Для многих поколений посетителей аббатства звуки его будничной жизни становились неотъемлемой частью общего впечатления. Стоять, сидеть или двигаться в огромной живой церкви — это не только визуальный, но и звуковой опыт — зримый и даже ощущаемый (так слепые могут чувствовать расположение предметов в комнате). Позволю себе вновь процитировать слова Мильтона («Il Penseroso») о высокой кровле, могучих опорах и готических сводах. Поэт говорит:
Человек, написавший в «Ареопагитике», что он не умеет восхвалять смиренную, «ускользающую» добродетель, в этом стихотворении не желает погружаться в священную тишину. Звук — не просто звук, а громкий шум — наполняет готическое призывание небес на грешную землю.

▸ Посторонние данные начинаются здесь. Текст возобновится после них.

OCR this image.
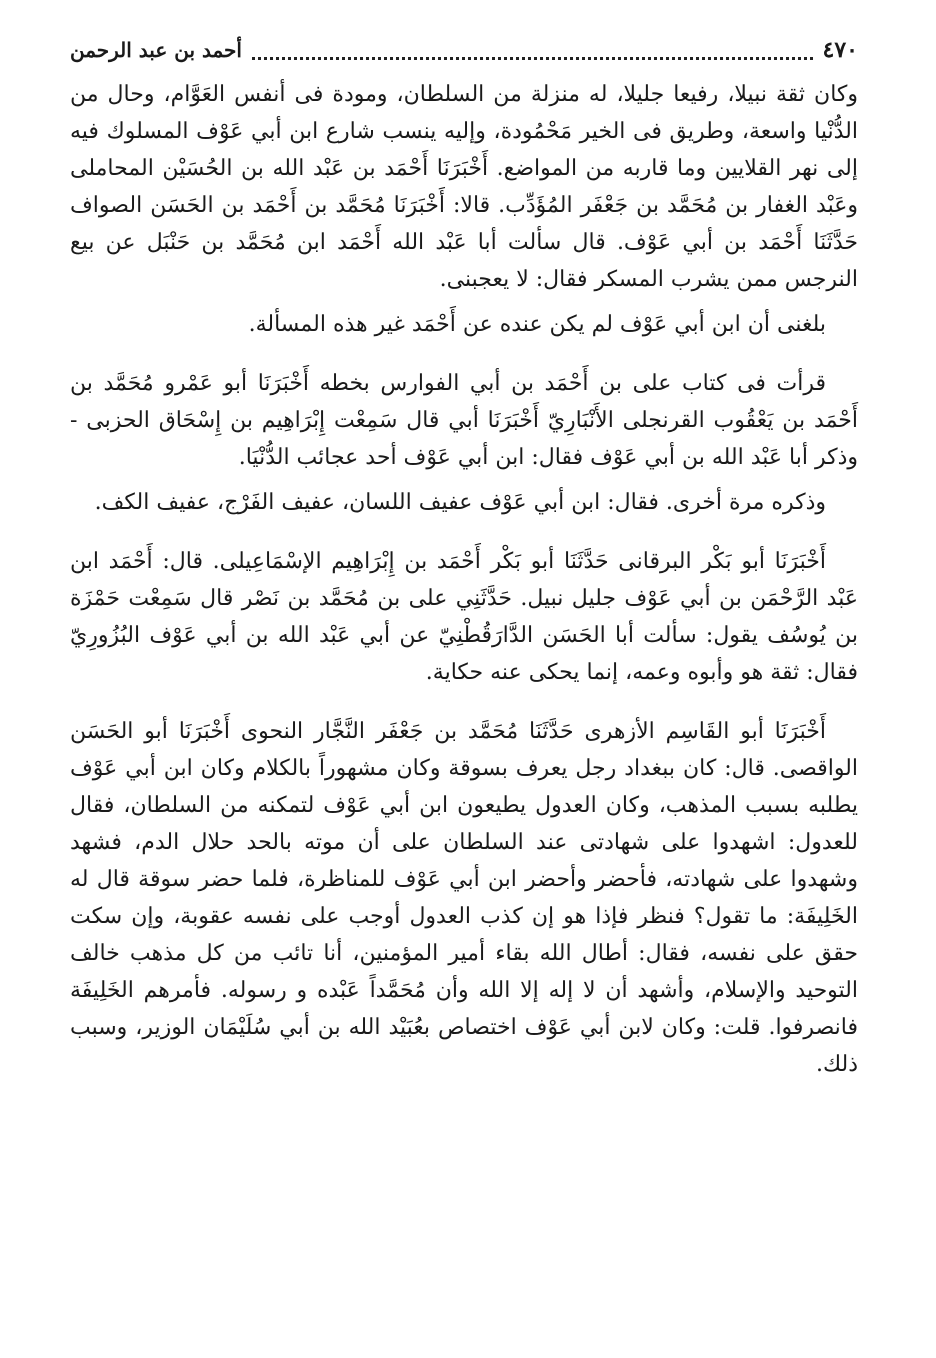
٤٧٠
أحمد بن عبد الرحمن

وكان ثقة نبيلا، رفيعا جليلا، له منزلة من السلطان، ومودة فى أنفس العَوَّام، وحال من الدُّنْيا واسعة، وطريق فى الخير مَحْمُودة، وإليه ينسب شارع ابن أبي عَوْف المسلوك فيه إلى نهر القلايين وما قاربه من المواضع. أَخْبَرَنَا أَحْمَد بن عَبْد الله بن الحُسَيْن المحاملى وعَبْد الغفار بن مُحَمَّد بن جَعْفَر المُؤَدِّب. قالا: أَخْبَرَنَا مُحَمَّد بن أَحْمَد بن الحَسَن الصواف حَدَّثَنَا أَحْمَد بن أبي عَوْف. قال سألت أبا عَبْد الله أَحْمَد ابن مُحَمَّد بن حَنْبَل عن بيع النرجس ممن يشرب المسكر فقال: لا يعجبنى.

بلغنى أن ابن أبي عَوْف لم يكن عنده عن أَحْمَد غير هذه المسألة.

قرأت فى كتاب على بن أَحْمَد بن أبي الفوارس بخطه أَخْبَرَنَا أبو عَمْرو مُحَمَّد بن أَحْمَد بن يَعْقُوب القرنجلى الأَنْبَارِيّ أَخْبَرَنَا أبي قال سَمِعْت إِبْرَاهِيم بن إِسْحَاق الحزبى - وذكر أبا عَبْد الله بن أبي عَوْف فقال: ابن أبي عَوْف أحد عجائب الدُّنْيَا.

وذكره مرة أخرى. فقال: ابن أبي عَوْف عفيف اللسان، عفيف الفَرْج، عفيف الكف.

أَخْبَرَنَا أبو بَكْر البرقانى حَدَّثَنَا أبو بَكْر أَحْمَد بن إِبْرَاهِيم الإسْمَاعِيلى. قال: أَحْمَد ابن عَبْد الرَّحْمَن بن أبي عَوْف جليل نبيل. حَدَّثَنِي على بن مُحَمَّد بن نَصْر قال سَمِعْت حَمْزَة بن يُوسُف يقول: سألت أبا الحَسَن الدَّارَقُطْنِيّ عن أبي عَبْد الله بن أبي عَوْف البُزُورِيّ فقال: ثقة هو وأبوه وعمه، إنما يحكى عنه حكاية.

أَخْبَرَنَا أبو القَاسِم الأزهرى حَدَّثَنَا مُحَمَّد بن جَعْفَر النَّجَّار النحوى أَخْبَرَنَا أبو الحَسَن الواقصى. قال: كان ببغداد رجل يعرف بسوقة وكان مشهوراً بالكلام وكان ابن أبي عَوْف يطلبه بسبب المذهب، وكان العدول يطيعون ابن أبي عَوْف لتمكنه من السلطان، فقال للعدول: اشهدوا على شهادتى عند السلطان على أن موته بالحد حلال الدم، فشهد وشهدوا على شهادته، فأحضر وأحضر ابن أبي عَوْف للمناظرة، فلما حضر سوقة قال له الخَلِيفَة: ما تقول؟ فنظر فإذا هو إن كذب العدول أوجب على نفسه عقوبة، وإن سكت حقق على نفسه، فقال: أطال الله بقاء أمير المؤمنين، أنا تائب من كل مذهب خالف التوحيد والإسلام، وأشهد أن لا إله إلا الله وأن مُحَمَّداً عَبْده و رسوله. فأمرهم الخَلِيفَة فانصرفوا. قلت: وكان لابن أبي عَوْف اختصاص بعُبَيْد الله بن أبي سُلَيْمَان الوزير، وسبب ذلك.
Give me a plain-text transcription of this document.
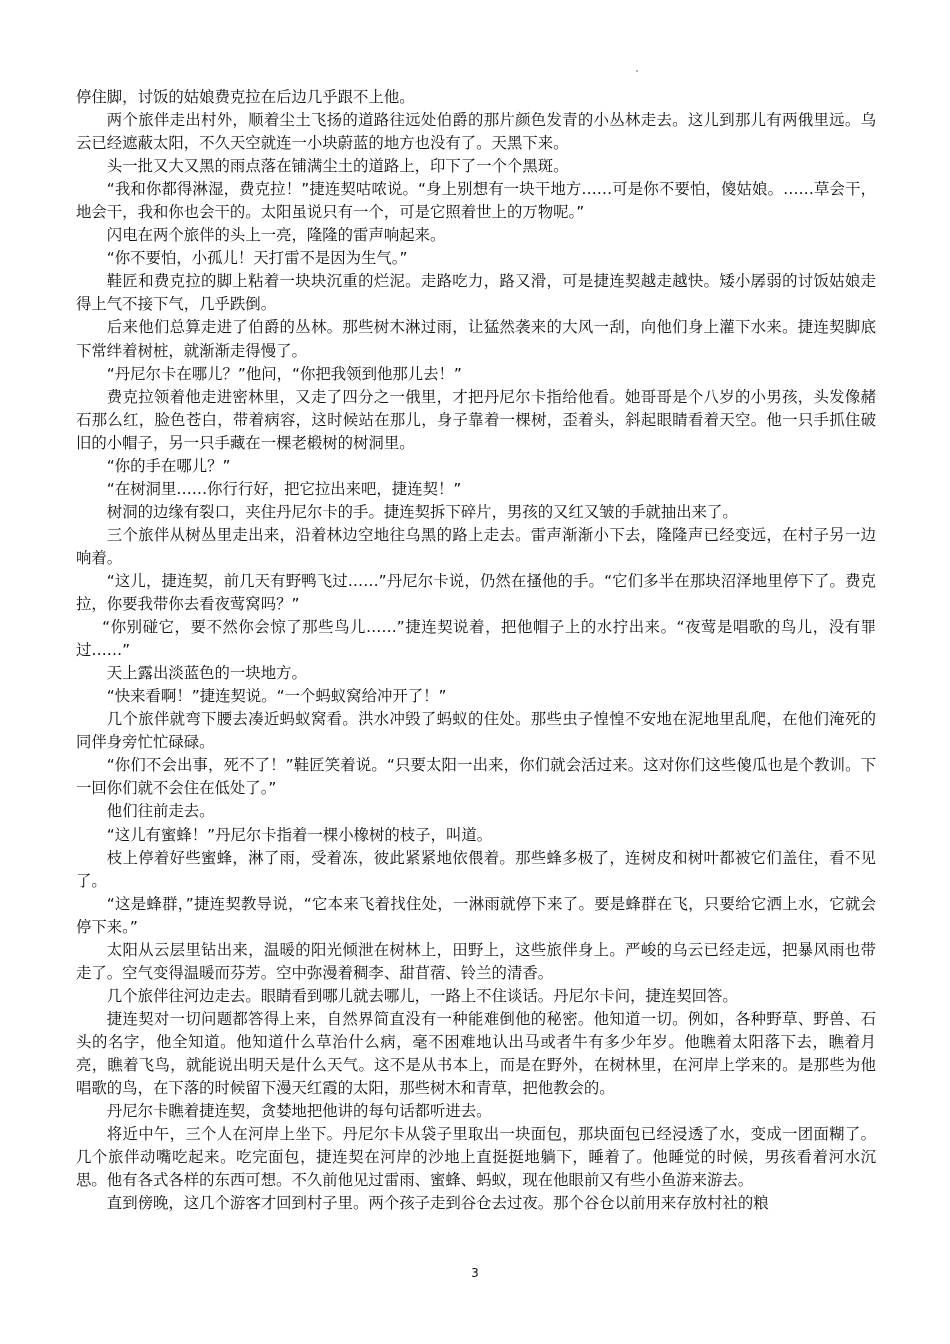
停住脚，讨饭的姑娘费克拉在后边几乎跟不上他。

两个旅伴走出村外，顺着尘土飞扬的道路往远处伯爵的那片颜色发青的小丛林走去。这儿到那儿有两俄里远。乌云已经遮蔽太阳，不久天空就连一小块蔚蓝的地方也没有了。天黑下来。

头一批又大又黑的雨点落在铺满尘土的道路上，印下了一个个黑斑。

“我和你都得淋湿，费克拉！”捷连契咕哝说。“身上别想有一块干地方……可是你不要怕，傻姑娘。……草会干，地会干，我和你也会干的。太阳虽说只有一个，可是它照着世上的万物呢。”

闪电在两个旅伴的头上一亮，隆隆的雷声响起来。

“你不要怕，小孤儿！天打雷不是因为生气。”

鞋匠和费克拉的脚上粘着一块块沉重的烂泥。走路吃力，路又滑，可是捷连契越走越快。矮小孱弱的讨饭姑娘走得上气不接下气，几乎跌倒。

后来他们总算走进了伯爵的丛林。那些树木淋过雨，让猛然袭来的大风一刮，向他们身上灌下水来。捷连契脚底下常绊着树桩，就渐渐走得慢了。

“丹尼尔卡在哪儿？”他问，“你把我领到他那儿去！”

费克拉领着他走进密林里，又走了四分之一俄里，才把丹尼尔卡指给他看。她哥哥是个八岁的小男孩，头发像赭石那么红，脸色苍白，带着病容，这时候站在那儿，身子靠着一棵树，歪着头，斜起眼睛看着天空。他一只手抓住破旧的小帽子，另一只手藏在一棵老椴树的树洞里。

“你的手在哪儿？”

“在树洞里……你行行好，把它拉出来吧，捷连契！”

树洞的边缘有裂口，夹住丹尼尔卡的手。捷连契拆下碎片，男孩的又红又皱的手就抽出来了。

三个旅伴从树丛里走出来，沿着林边空地往乌黑的路上走去。雷声渐渐小下去，隆隆声已经变远，在村子另一边响着。

“这儿，捷连契，前几天有野鸭飞过……”丹尼尔卡说，仍然在搔他的手。“它们多半在那块沼泽地里停下了。费克拉，你要我带你去看夜莺窝吗？”

“你别碰它，要不然你会惊了那些鸟儿……”捷连契说着，把他帽子上的水拧出来。“夜莺是唱歌的鸟儿，没有罪过……”

天上露出淡蓝色的一块地方。

“快来看啊！”捷连契说。“一个蚂蚁窝给冲开了！”

几个旅伴就弯下腰去凑近蚂蚁窝看。洪水冲毁了蚂蚁的住处。那些虫子惶惶不安地在泥地里乱爬，在他们淹死的同伴身旁忙忙碌碌。

“你们不会出事，死不了！”鞋匠笑着说。“只要太阳一出来，你们就会活过来。这对你们这些傻瓜也是个教训。下一回你们就不会住在低处了。”

他们往前走去。

“这儿有蜜蜂！”丹尼尔卡指着一棵小橡树的枝子，叫道。

枝上停着好些蜜蜂，淋了雨，受着冻，彼此紧紧地依偎着。那些蜂多极了，连树皮和树叶都被它们盖住，看不见了。

“这是蜂群，”捷连契教导说，“它本来飞着找住处，一淋雨就停下来了。要是蜂群在飞，只要给它洒上水，它就会停下来。”

太阳从云层里钻出来，温暖的阳光倾泄在树林上，田野上，这些旅伴身上。严峻的乌云已经走远，把暴风雨也带走了。空气变得温暖而芬芳。空中弥漫着稠李、甜苜蓿、铃兰的清香。

几个旅伴往河边走去。眼睛看到哪儿就去哪儿，一路上不住谈话。丹尼尔卡问，捷连契回答。

捷连契对一切问题都答得上来，自然界简直没有一种能难倒他的秘密。他知道一切。例如，各种野草、野兽、石头的名字，他全知道。他知道什么草治什么病，毫不困难地认出马或者牛有多少年岁。他瞧着太阳落下去，瞧着月亮，瞧着飞鸟，就能说出明天是什么天气。这不是从书本上，而是在野外，在树林里，在河岸上学来的。是那些为他唱歌的鸟，在下落的时候留下漫天红霞的太阳，那些树木和青草，把他教会的。

丹尼尔卡瞧着捷连契，贪婪地把他讲的每句话都听进去。

将近中午，三个人在河岸上坐下。丹尼尔卡从袋子里取出一块面包，那块面包已经浸透了水，变成一团面糊了。几个旅伴动嘴吃起来。吃完面包，捷连契在河岸的沙地上直挺挺地躺下，睡着了。他睡觉的时候，男孩看着河水沉思。他有各式各样的东西可想。不久前他见过雷雨、蜜蜂、蚂蚁，现在他眼前又有些小鱼游来游去。

直到傍晚，这几个游客才回到村子里。两个孩子走到谷仓去过夜。那个谷仓以前用来存放村社的粮

3
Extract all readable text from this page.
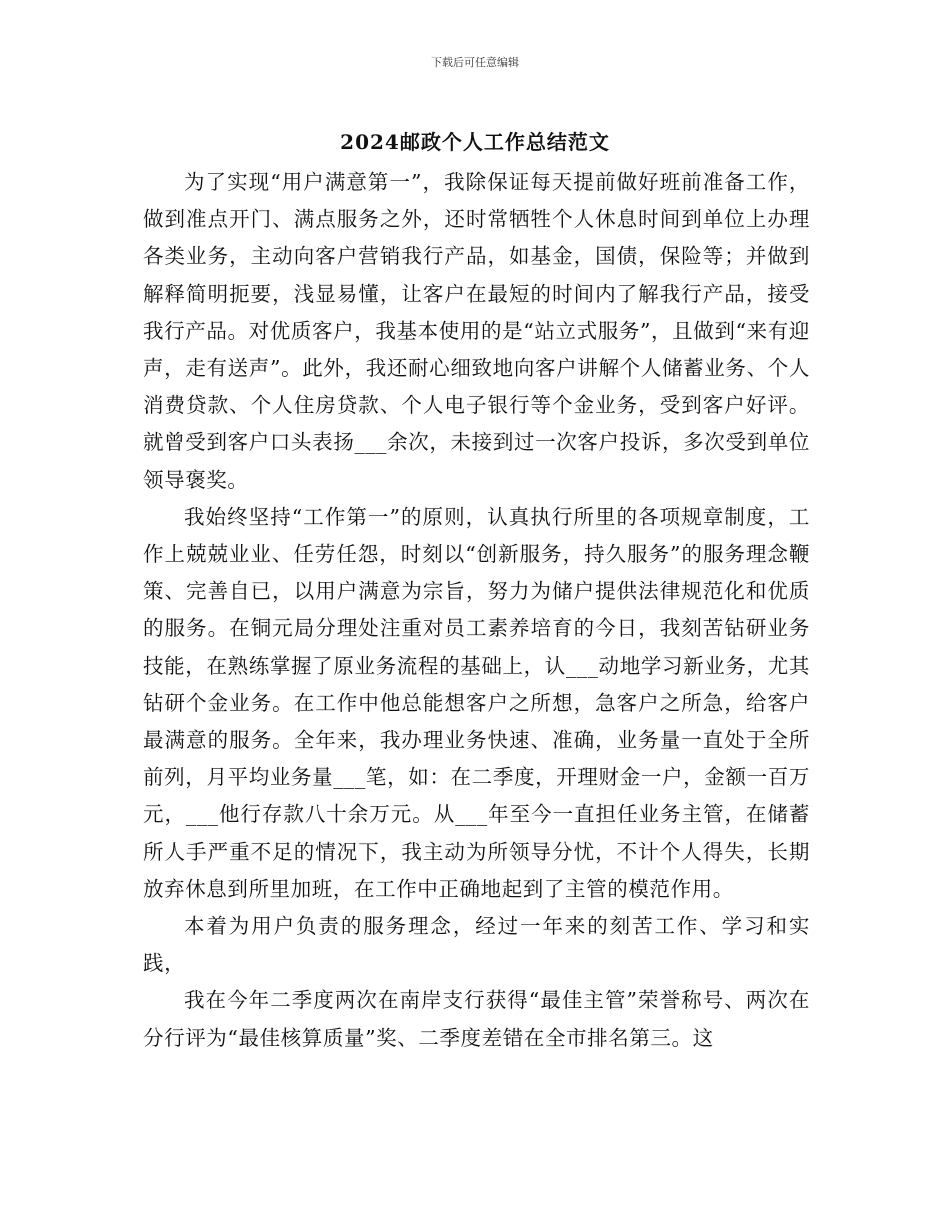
下载后可任意编辑
2024邮政个人工作总结范文

为了实现“用户满意第一”，我除保证每天提前做好班前准备工作，做到准点开门、满点服务之外，还时常牺牲个人休息时间到单位上办理各类业务，主动向客户营销我行产品，如基金，国债，保险等；并做到解释简明扼要，浅显易懂，让客户在最短的时间内了解我行产品，接受我行产品。对优质客户，我基本使用的是“站立式服务”，且做到“来有迎声，走有送声”。此外，我还耐心细致地向客户讲解个人储蓄业务、个人消费贷款、个人住房贷款、个人电子银行等个金业务，受到客户好评。就曾受到客户口头表扬___余次，未接到过一次客户投诉，多次受到单位领导褒奖。

我始终坚持“工作第一”的原则，认真执行所里的各项规章制度，工作上兢兢业业、任劳任怨，时刻以“创新服务，持久服务”的服务理念鞭策、完善自已，以用户满意为宗旨，努力为储户提供法律规范化和优质的服务。在铜元局分理处注重对员工素养培育的今日，我刻苦钻研业务技能，在熟练掌握了原业务流程的基础上，认___动地学习新业务，尤其钻研个金业务。在工作中他总能想客户之所想，急客户之所急，给客户最满意的服务。全年来，我办理业务快速、准确，业务量一直处于全所前列，月平均业务量___笔，如：在二季度，开理财金一户，金额一百万元，___他行存款八十余万元。从___年至今一直担任业务主管，在储蓄所人手严重不足的情况下，我主动为所领导分忧，不计个人得失，长期放弃休息到所里加班，在工作中正确地起到了主管的模范作用。

本着为用户负责的服务理念，经过一年来的刻苦工作、学习和实践，

我在今年二季度两次在南岸支行获得“最佳主管”荣誉称号、两次在分行评为“最佳核算质量”奖、二季度差错在全市排名第三。这
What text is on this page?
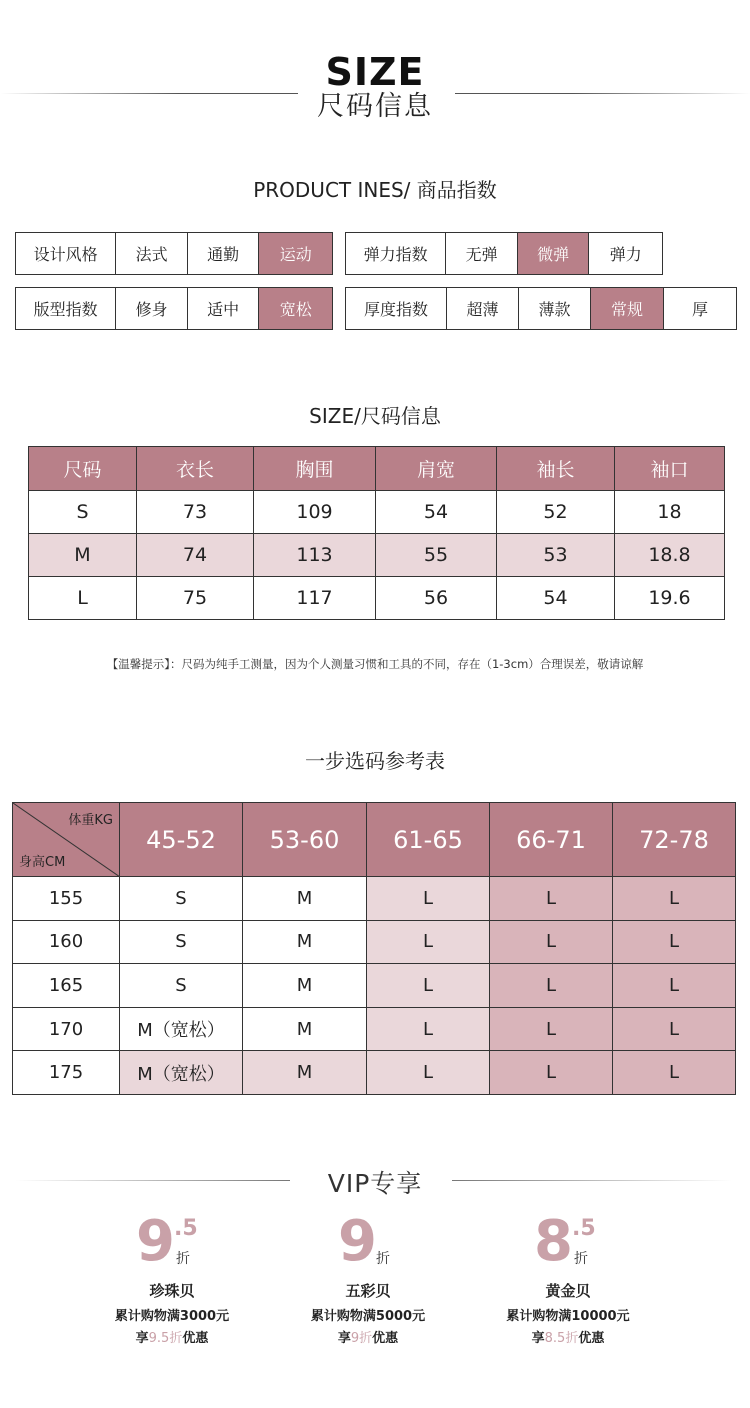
SIZE
尺码信息
PRODUCT INES/ 商品指数
设计风格	法式	通勤	运动	弹力指数	无弹	微弹	弹力
版型指数	修身	适中	宽松	厚度指数	超薄	薄款	常规	厚
SIZE/尺码信息
尺码	衣长	胸围	肩宽	袖长	袖口
S	73	109	54	52	18
M	74	113	55	53	18.8
L	75	117	56	54	19.6
【温馨提示】：尺码为纯手工测量，因为个人测量习惯和工具的不同，存在（1-3cm）合理误差，敬请谅解
一步选码参考表
体重KG
身高CM	45-52	53-60	61-65	66-71	72-78
155	S	M	L	L	L
160	S	M	L	L	L
165	S	M	L	L	L
170	M（宽松）	M	L	L	L
175	M（宽松）	M	L	L	L
VIP专享
9 .5
折
珍珠贝
累计购物满3000元
享9.5折优惠
9 折
五彩贝
累计购物满5000元
享9折优惠
8 .5
折
黄金贝
累计购物满10000元
享8.5折优惠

Для Неда Уорда в аббатстве словно звучала музыка, предвещавшая небесное блаженство. Как и его рассказчик, деревенский житель, прибывший в город и восхищающийся архитектурой и древностью здания, Уорд сам поражался и восторгался, а когда колокол зазвонил к вечерне и открылись хоры, восторг сменился благоговением:
Наши души приобщались к божественной гармонии музыки, вознесшейся над повседневностью веры; небесное начало этой музыки имеет огромное влияние на кающееся сердце, оно усиливает наш пыл, направляет расстроенное воображение, отводит от горестных мыслей и дарует человеку ощущение Божественного всеприсутствия, познав которое, он готов будет воспринять небесное утешение.
(«Удобная форма раскаяния», — скажем мы, тем паче что автор продолжает: «Когда наши души отдохнут от этого духовного подвига…»)
Маколей называл аббатство «храмом тишины». Эдмунда Берка пугала «священная тишина» собора; в таком огромном здании, самом большом в городе, тишина казалась почти ощутимой и даже доставляла удовольствие абсолютным отсутствием звука. Вашингтон Ирвинг ощущал приятную меланхолию: «Нигде не испытываешь такого глубокого чувства одиночества, как здесь, когда ступаешь по тихой и пустынной церкви, которая ранее служила сценой для многолюдных и пышных церемоний». Впрочем, Ирвинг не говорит об абсолютной тишине, хотя и называет аббатство «вместилищем безмолвия», которое удерживает звуки внутри своих стен, — а звуки достигают слуха практически отовсюду, Ирвинг противопоставляет «мрачные своды и тихие боковые нефы» мирским сплетням, проникающим в религиозное пространство, «звукам “бытия”», громыханию проезжающего мимо экипажа, голосам толпы и «негромкому радостному смеху». Церковные стены кажутся одновременно прочными и тонкими, как бумага, — как граница между жизнью и смертью. Насколько сегодняшнее аббатство с толпами туристов отличается от того аббатства, которое описывал Ирвинг, рассуждавший о «странном воздействии на чувства, когда обыденная суета течет вдоль древних стен и бьется о них, точно морской прибой».
Ирвинг также писал, что собственные звуки аббатства — неотъемлемая часть его очарования. Даже тиканье часов, доносящееся из клуатров, не просто абстракция, но своего рода голос, жаждущий поведать историю о «тревогах уходящего времени, услышанную среди могил». Внутри церкви Ирвинг получал удовольствие от «отдаленного голоса священника, читающего вечернюю службу, и от едва слышного ответа хора»; он подробно рассказывает о нисходящих и восходящих звуках органа, торжественных голосах певчих — по правде сказать, впадает в банальность. Ирвингу казалось, что эта музыка не противоречит древней мрачности аббатства, гармонирует с ним. Вечерняя служба зимой — сочетание звука и неровного света в затемненных нишах, где горят тонкие свечи, а хористы словно превращаются в белые силуэты на фоне темно-коричневых дубовых опор.